We would use the forthcoming Parliament to
- Consult upon this scheme,
- Have government departments carry out and commission research (including research into behavioural changes and how
- Basic Income would affect those on the lowest incomes and child poverty), and
- Draft appropriate legislation, with a view to implementing the full scheme in the following Parliament. (p.54)
Similarly, the Scottish National Party says this: ‘We’ll prioritise the immediate scrapping of the Bedroom Tax and a halt to the rollout of Universal Credit … . The current tapers for Universal Credit have been set too low, which means claimants will still be caught in the benefits trap, with clear financial disincentives in place for work.’ (pp.5, 16)
Given that genuine reform of the social security system in the UK along the lines of a Citizen’s Income will probably take more than one parliament ( – not because a Citizen’s Income is complicated, but because the present system is), all-party agreement will be required. Universal Credit, although a means-tested benefit, might be a useful first step towards a Citizen’s Income, so there need be no contradiction between the different parties’ positions on whether to base the benefits system on means-testing or on universal benefits. This really is an issue over which the parties in the new parliament might be able to co-operate.
Quantitative Easing for the people
On the 21st May, The Guardian suggested that quantitative easing should benefit consumers rather than the banks:
The empirical evidence from analogous policies – such as tax rebates in the US – suggests that transfers to the household sector would have a far greater impact on demand at a fraction of the size of QE. Consumers appear to quickly spend between a third and a half of any cash windfalls. So to increase consumption by 1% of GDP, you would need a transfer of 3% of GDP. UK QE currently stands at about 20% of annual GDP. The Bank of England estimates this raised GDP by 3%. Further QE would likely have less effect. So cash transfers to consumers are a far more effective stimulus than that provided by more QE for a lower spend
Consistent with operational independence of the Bank of England, the size of payments and their timing should be solely under its control, and subject to the inflation target. Parliament needs to equip the Bank with the infrastructure to administer payments, and determine in advance the recipients. An equal payment to all households is likely to be the least controversial rule. It would have an immediate impact on spending and it is transparent and fair – favouring neither borrowers nor savers, rich nor poor, nor one demographic over another.
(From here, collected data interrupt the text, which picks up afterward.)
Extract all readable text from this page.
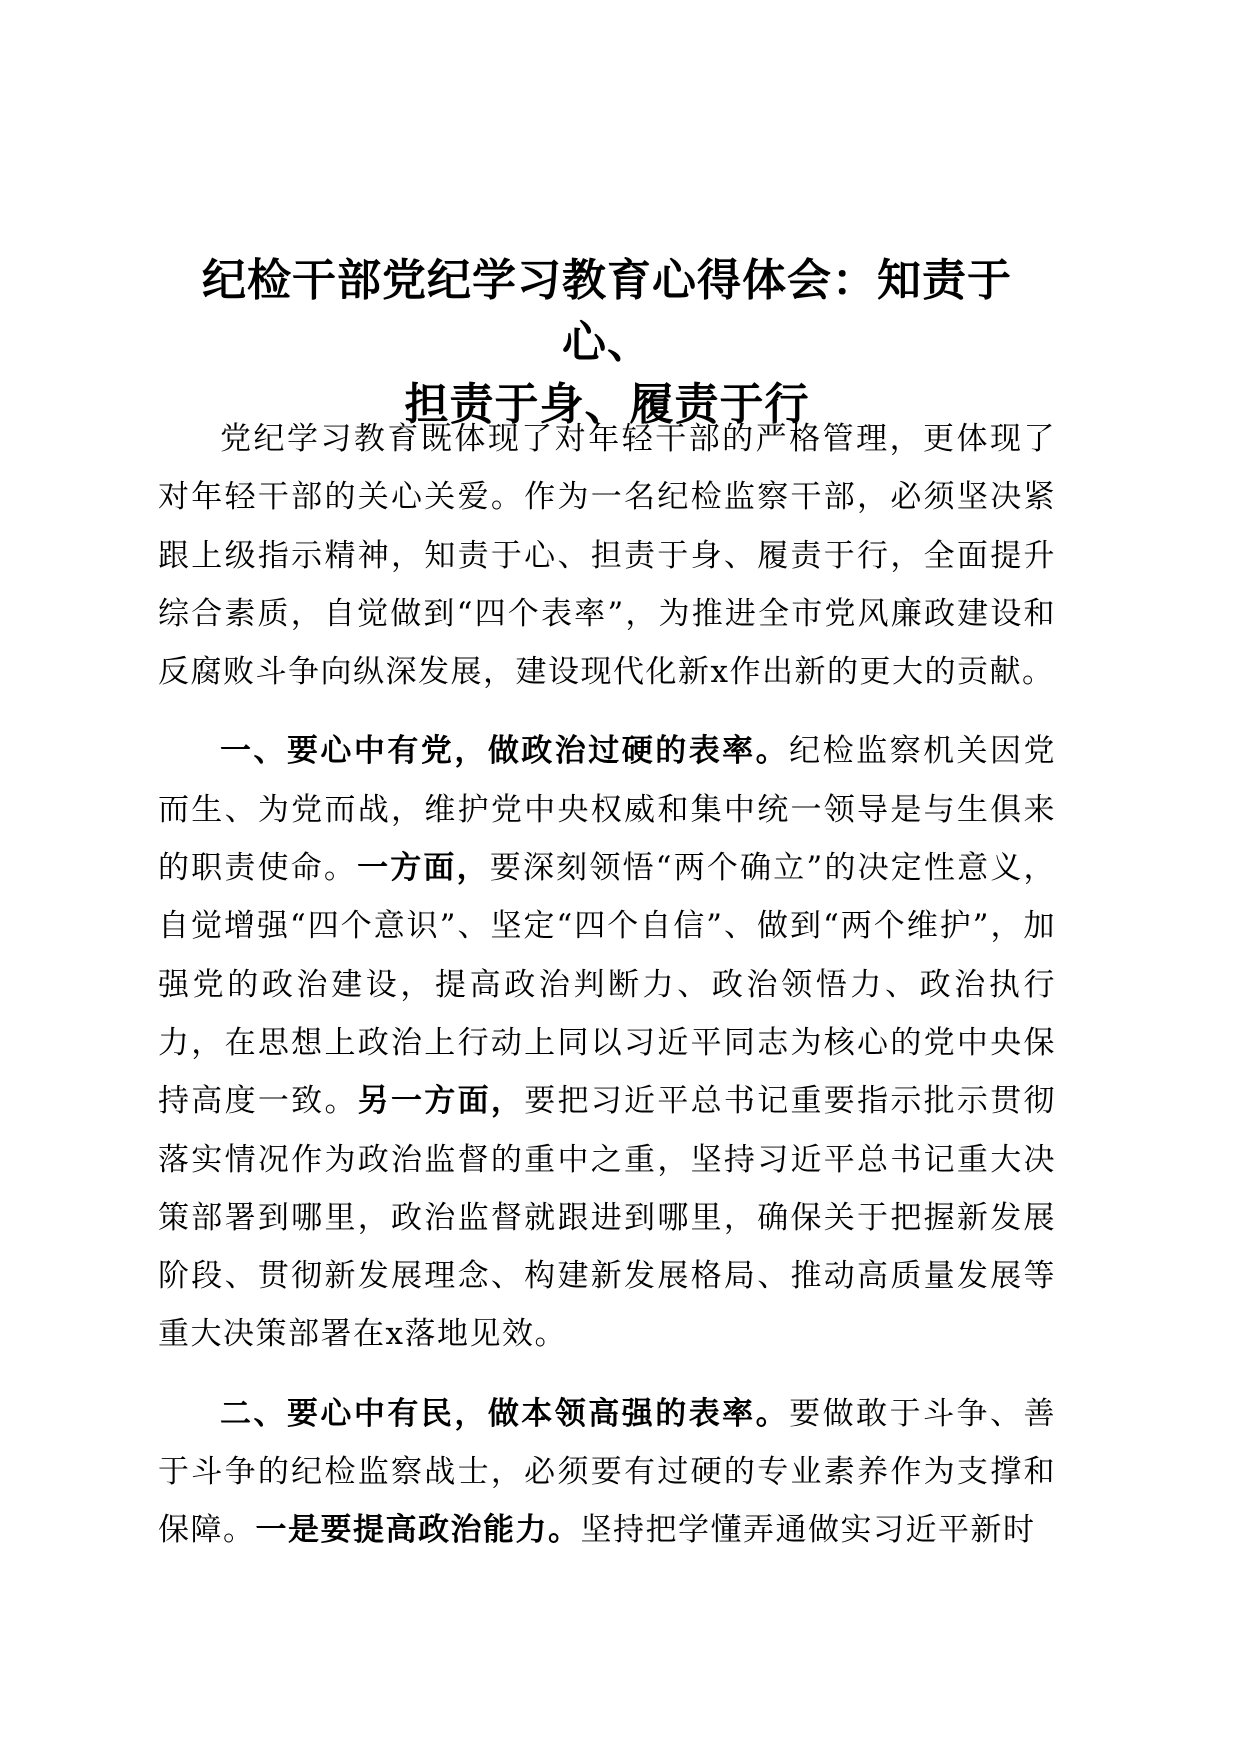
纪检干部党纪学习教育心得体会：知责于心、
担责于身、履责于行

党纪学习教育既体现了对年轻干部的严格管理，更体现了对年轻干部的关心关爱。作为一名纪检监察干部，必须坚决紧跟上级指示精神，知责于心、担责于身、履责于行，全面提升综合素质，自觉做到“四个表率”，为推进全市党风廉政建设和反腐败斗争向纵深发展，建设现代化新x作出新的更大的贡献。

一、要心中有党，做政治过硬的表率。纪检监察机关因党而生、为党而战，维护党中央权威和集中统一领导是与生俱来的职责使命。一方面，要深刻领悟“两个确立”的决定性意义，自觉增强“四个意识”、坚定“四个自信”、做到“两个维护”，加强党的政治建设，提高政治判断力、政治领悟力、政治执行力，在思想上政治上行动上同以习近平同志为核心的党中央保持高度一致。另一方面，要把习近平总书记重要指示批示贯彻落实情况作为政治监督的重中之重，坚持习近平总书记重大决策部署到哪里，政治监督就跟进到哪里，确保关于把握新发展阶段、贯彻新发展理念、构建新发展格局、推动高质量发展等重大决策部署在x落地见效。

二、要心中有民，做本领高强的表率。要做敢于斗争、善于斗争的纪检监察战士，必须要有过硬的专业素养作为支撑和保障。一是要提高政治能力。坚持把学懂弄通做实习近平新时
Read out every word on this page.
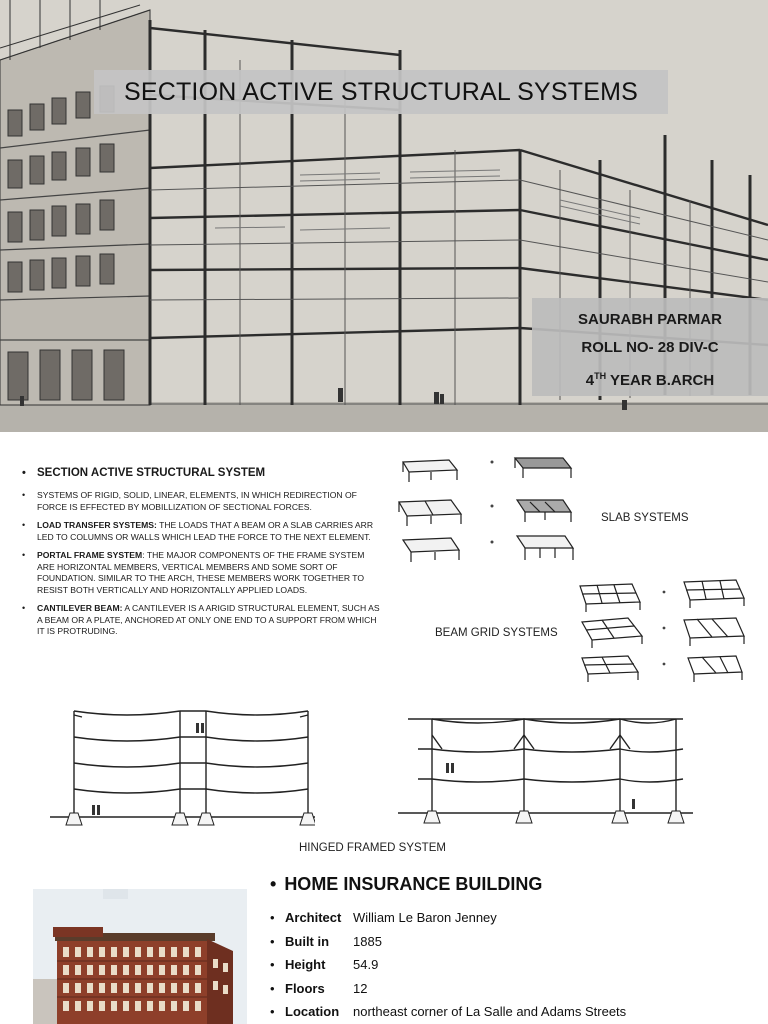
SECTION ACTIVE STRUCTURAL SYSTEMS
SAURABH PARMAR
ROLL NO- 28 DIV-C
4TH YEAR B.ARCH
• SECTION ACTIVE STRUCTURAL SYSTEM
• SYSTEMS OF RIGID, SOLID, LINEAR, ELEMENTS, IN WHICH REDIRECTION OF FORCE IS EFFECTED BY MOBILLIZATION OF SECTIONAL FORCES.
• LOAD TRANSFER SYSTEMS: THE LOADS THAT A BEAM OR A SLAB CARRIES ARR LED TO COLUMNS OR WALLS WHICH LEAD THE FORCE TO THE NEXT ELEMENT.
• PORTAL FRAME SYSTEM: THE MAJOR COMPONENTS OF THE FRAME SYSTEM ARE HORIZONTAL MEMBERS, VERTICAL MEMBERS AND SOME SORT OF FOUNDATION. SIMILAR TO THE ARCH, THESE MEMBERS WORK TOGETHER TO RESIST BOTH VERTICALLY AND HORIZONTALLY APPLIED LOADS.
• CANTILEVER BEAM: A CANTILEVER IS A ARIGID STRUCTURAL ELEMENT, SUCH AS A BEAM OR A PLATE, ANCHORED AT ONLY ONE END TO A SUPPORT FROM WHICH IT IS PROTRUDING.
SLAB SYSTEMS
BEAM GRID SYSTEMS
HINGED FRAMED SYSTEM
• HOME INSURANCE BUILDING
• Architect William Le Baron Jenney
• Built in	1885
• Height	54.9
• Floors	12
• Location	northeast corner of La Salle and Adams Streets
It is not easy to define a ‘household’, so payments should made to individuals rather than to households if they are to be ‘transparent and fair’. Evidence from Alaska suggests that one-off varying payments do not result in consumption in the same way as regular earned or benefits income, so if increasing consumption is an important objective then additional revenue should be employed to make the payments both equal and regular. The Citizen’s Income that would result would indeed ‘have an immediate impact on spending and [would be] transparent and fair’.